Con todo y que el citado edificio fuel el primer gran éxito de su carrera, a punto estuvo de no haberle dado crédito alguno a Niemeyer. Según cuenta una anécdota, cuando Le Corbusier se fue de Río – sin haber terminado el diseño-, Niemeyer llego a la oficina de Costa con una revisión de proyecto bajo el brazo, para encontrarse con que su amigo había sido nombrado director de la obra. No se sabe si aliviado o frustrado, Oscar arrojó el diseño por la ventana. Costa, más que consciente del talento del joven arquitecto, mandó a un subordinado a recuperar el dibujo, que posteriormente pasaría a ser la base del proyecto final.

A pesar de lo reconocible del estilo de Niemeyer —sobre todo, del que empleó en sus construcciones monumentales—, no resulta tan fácil de definir como podría imaginarse. “Sinuoso, abierto, futurista”, son algunos de los adjetivos que se utilizan con más frecuencia para describirlo. En otro momento, el maestro brasileño contó: “Recuerdo que un día Le Corbusier dijo: ‘Tienes las montañas de Río en los ojos’”. Como de costumbre, Niemeyer se rebeló ante el intento de encerrarlo a él, el gran epigramático, en una fórmula sencilla: “Pero no es así, también tengo otras cosas”, dijo, mientras continuaba dibujando un paisaje montañoso con detalles que sugieren el cuerpo de una mujer recostada. Quizá lo que habría que entender es que, para Niemeyer, el punto de arranque no son las ondulaciones de una colina en especial, o del cuerpo de una mujer en particular, o de tal o cual costa, sino la curvatura subyacente al orden natural.
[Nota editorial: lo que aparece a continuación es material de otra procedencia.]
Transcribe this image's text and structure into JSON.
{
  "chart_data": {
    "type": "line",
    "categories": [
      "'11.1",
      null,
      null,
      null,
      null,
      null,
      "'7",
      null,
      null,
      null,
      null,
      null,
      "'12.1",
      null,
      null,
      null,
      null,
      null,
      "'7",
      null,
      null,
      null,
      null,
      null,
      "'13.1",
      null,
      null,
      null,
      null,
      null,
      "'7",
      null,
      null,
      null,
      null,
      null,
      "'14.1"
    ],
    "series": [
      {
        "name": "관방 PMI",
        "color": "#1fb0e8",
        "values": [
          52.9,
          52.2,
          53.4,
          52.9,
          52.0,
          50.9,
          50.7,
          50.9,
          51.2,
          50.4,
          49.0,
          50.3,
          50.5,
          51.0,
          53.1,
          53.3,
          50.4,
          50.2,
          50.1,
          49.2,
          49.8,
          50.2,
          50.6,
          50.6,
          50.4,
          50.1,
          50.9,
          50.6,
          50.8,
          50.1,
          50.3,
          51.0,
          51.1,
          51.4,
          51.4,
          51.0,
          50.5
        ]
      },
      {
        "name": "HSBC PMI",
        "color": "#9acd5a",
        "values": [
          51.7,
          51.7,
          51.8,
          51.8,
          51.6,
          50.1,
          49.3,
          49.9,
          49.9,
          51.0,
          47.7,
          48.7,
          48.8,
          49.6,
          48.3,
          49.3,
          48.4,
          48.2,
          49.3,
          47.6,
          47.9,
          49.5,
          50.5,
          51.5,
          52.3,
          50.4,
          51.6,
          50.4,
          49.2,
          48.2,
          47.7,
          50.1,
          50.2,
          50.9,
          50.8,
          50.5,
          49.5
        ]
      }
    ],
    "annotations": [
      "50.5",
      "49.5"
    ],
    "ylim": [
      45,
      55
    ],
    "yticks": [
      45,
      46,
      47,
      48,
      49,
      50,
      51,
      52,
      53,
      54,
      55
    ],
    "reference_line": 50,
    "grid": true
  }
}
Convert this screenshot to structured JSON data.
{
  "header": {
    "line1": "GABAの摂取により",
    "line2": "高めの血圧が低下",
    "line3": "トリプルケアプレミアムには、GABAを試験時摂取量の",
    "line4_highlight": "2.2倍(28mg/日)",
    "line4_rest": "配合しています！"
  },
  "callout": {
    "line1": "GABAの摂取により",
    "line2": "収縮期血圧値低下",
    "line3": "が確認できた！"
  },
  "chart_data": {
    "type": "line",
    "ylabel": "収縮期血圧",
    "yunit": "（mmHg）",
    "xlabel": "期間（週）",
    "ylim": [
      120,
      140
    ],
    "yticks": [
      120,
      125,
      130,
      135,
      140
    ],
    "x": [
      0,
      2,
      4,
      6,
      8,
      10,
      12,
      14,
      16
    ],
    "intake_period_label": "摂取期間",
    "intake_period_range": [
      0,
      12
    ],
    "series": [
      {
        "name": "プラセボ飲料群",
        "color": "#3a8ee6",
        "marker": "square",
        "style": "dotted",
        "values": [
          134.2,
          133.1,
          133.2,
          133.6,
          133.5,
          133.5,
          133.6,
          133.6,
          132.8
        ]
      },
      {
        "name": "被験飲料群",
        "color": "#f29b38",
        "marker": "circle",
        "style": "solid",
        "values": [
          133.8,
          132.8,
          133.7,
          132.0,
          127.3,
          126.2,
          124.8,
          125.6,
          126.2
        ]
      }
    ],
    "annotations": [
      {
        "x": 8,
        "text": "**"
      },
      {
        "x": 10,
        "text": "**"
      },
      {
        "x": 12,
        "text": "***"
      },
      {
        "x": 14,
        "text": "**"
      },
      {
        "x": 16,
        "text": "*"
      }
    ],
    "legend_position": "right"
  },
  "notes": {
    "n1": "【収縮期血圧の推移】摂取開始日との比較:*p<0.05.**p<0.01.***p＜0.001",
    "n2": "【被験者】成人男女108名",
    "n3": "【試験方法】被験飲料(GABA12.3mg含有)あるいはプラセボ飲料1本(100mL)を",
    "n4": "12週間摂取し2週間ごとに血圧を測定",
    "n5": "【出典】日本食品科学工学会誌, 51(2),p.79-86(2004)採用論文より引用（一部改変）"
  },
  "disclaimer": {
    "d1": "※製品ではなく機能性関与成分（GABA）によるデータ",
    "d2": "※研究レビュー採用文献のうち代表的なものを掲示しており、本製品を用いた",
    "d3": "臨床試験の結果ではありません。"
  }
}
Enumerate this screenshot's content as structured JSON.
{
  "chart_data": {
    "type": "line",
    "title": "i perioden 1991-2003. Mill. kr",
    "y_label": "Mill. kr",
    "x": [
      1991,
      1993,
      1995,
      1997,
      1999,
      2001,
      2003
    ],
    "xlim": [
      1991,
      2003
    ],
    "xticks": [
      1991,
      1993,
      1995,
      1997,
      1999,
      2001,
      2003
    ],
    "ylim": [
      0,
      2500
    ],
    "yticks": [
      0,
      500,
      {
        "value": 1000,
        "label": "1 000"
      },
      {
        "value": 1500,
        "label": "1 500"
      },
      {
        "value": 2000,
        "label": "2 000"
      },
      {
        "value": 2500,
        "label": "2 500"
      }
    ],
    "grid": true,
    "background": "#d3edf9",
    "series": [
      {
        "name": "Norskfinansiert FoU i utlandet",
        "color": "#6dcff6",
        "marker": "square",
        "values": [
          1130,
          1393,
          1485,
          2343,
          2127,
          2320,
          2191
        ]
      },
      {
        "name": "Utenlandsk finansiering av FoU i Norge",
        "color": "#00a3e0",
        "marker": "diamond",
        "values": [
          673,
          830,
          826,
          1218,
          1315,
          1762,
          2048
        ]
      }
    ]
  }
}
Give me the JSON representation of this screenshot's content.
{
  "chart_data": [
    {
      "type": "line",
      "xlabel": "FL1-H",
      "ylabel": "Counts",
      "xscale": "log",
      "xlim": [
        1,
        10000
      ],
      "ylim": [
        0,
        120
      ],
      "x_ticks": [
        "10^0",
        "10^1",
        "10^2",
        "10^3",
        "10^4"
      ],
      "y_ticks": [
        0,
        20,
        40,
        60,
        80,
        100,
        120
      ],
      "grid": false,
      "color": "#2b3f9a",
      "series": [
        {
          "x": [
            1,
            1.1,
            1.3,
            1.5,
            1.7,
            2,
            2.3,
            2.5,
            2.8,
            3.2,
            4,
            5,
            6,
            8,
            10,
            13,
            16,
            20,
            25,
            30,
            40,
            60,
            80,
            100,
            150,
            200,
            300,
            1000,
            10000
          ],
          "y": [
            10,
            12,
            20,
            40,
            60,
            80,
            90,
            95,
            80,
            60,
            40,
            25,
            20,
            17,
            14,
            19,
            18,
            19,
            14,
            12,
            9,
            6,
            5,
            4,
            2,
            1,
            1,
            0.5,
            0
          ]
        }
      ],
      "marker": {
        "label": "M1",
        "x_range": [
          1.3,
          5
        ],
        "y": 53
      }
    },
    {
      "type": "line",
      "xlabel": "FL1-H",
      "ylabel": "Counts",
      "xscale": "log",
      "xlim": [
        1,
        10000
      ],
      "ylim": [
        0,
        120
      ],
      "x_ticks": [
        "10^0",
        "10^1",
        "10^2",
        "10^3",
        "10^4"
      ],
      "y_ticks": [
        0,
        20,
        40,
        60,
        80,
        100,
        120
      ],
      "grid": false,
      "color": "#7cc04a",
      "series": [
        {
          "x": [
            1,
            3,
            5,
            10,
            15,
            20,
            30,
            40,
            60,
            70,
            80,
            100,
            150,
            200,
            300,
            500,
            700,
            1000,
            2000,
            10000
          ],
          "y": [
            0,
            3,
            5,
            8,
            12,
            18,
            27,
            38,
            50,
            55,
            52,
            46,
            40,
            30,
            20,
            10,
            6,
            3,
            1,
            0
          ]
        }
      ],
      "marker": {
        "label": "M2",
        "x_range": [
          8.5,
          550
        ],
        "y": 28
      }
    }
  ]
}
Como todos los grandes creadores, la personalidad de Niemeyer tuvo sus lados enigmáticos. Su relación con la religión, y en particular con la Iglesia católica, por ejemplo, recuerda mucho el caso de aquel otro famoso ateo, Luis Buñuel, quien toda la vida mantuvo un activo diálogo, tanto a nivel personal como teórico, con esa confesión. De igual manera, el arquitecto carioca, a pesar de sus convicciones comunistas, le dedicó al servicio religioso dos de sus obras maestras: la iglesia de San Francisco de Asís, ejemplo temprano de la saturación de líneas curvas, y la catedral de Brasilia, cuyo diseño minimalista se basa en un único elemento repetido dieciséis veces. La motivación exacta detrás de estos sublimes trabajos sigue siendo un misterio, lo cual tal vez sea, al menos en parte, la razón de que las autoridades eclesiásticas de Minas Gerais tardaran más de quince años en autorizar la consagración de la primera. En su vejez, Niemeyer pareció incluso haber puesto por momentos en duda el valor de la arquitectura misma:

Un día soñé que abría la ventana de mi apartamento —cuenta en el documental El arquitecto del siglo— y Río era diferente: la ciudad se había alejado un kilómetro del mar. Me desperté y al bajar [a la calle] me espanté de ver que no habían cui- dado a la naturaleza. Hoy la estamos sacrificando en Brasil. ¡Qué bonito sería Río sin personas! La naturaleza virgen, las playas, las montañas, todo eso. Intacto.

A pesar de contradicciones como estas y de las opiniones encontradas de críticos y observadores, Niemeyer gozó toda su vida del aprecio de la mayoría de sus compatriotas y fue recibido como héroe a su regreso en la década de 1970, después de caer la dictadura que le había hecho imposible trabajar en su país.

Tras su fallecimiento, el 5 de diciembre de 2012, el cuerpo del “más grande brasileño del siglo XX” fue velado en Brasilia, la ciudad que ayudó a crear desde cero, pero enterrado en su amado Río de Janeiro.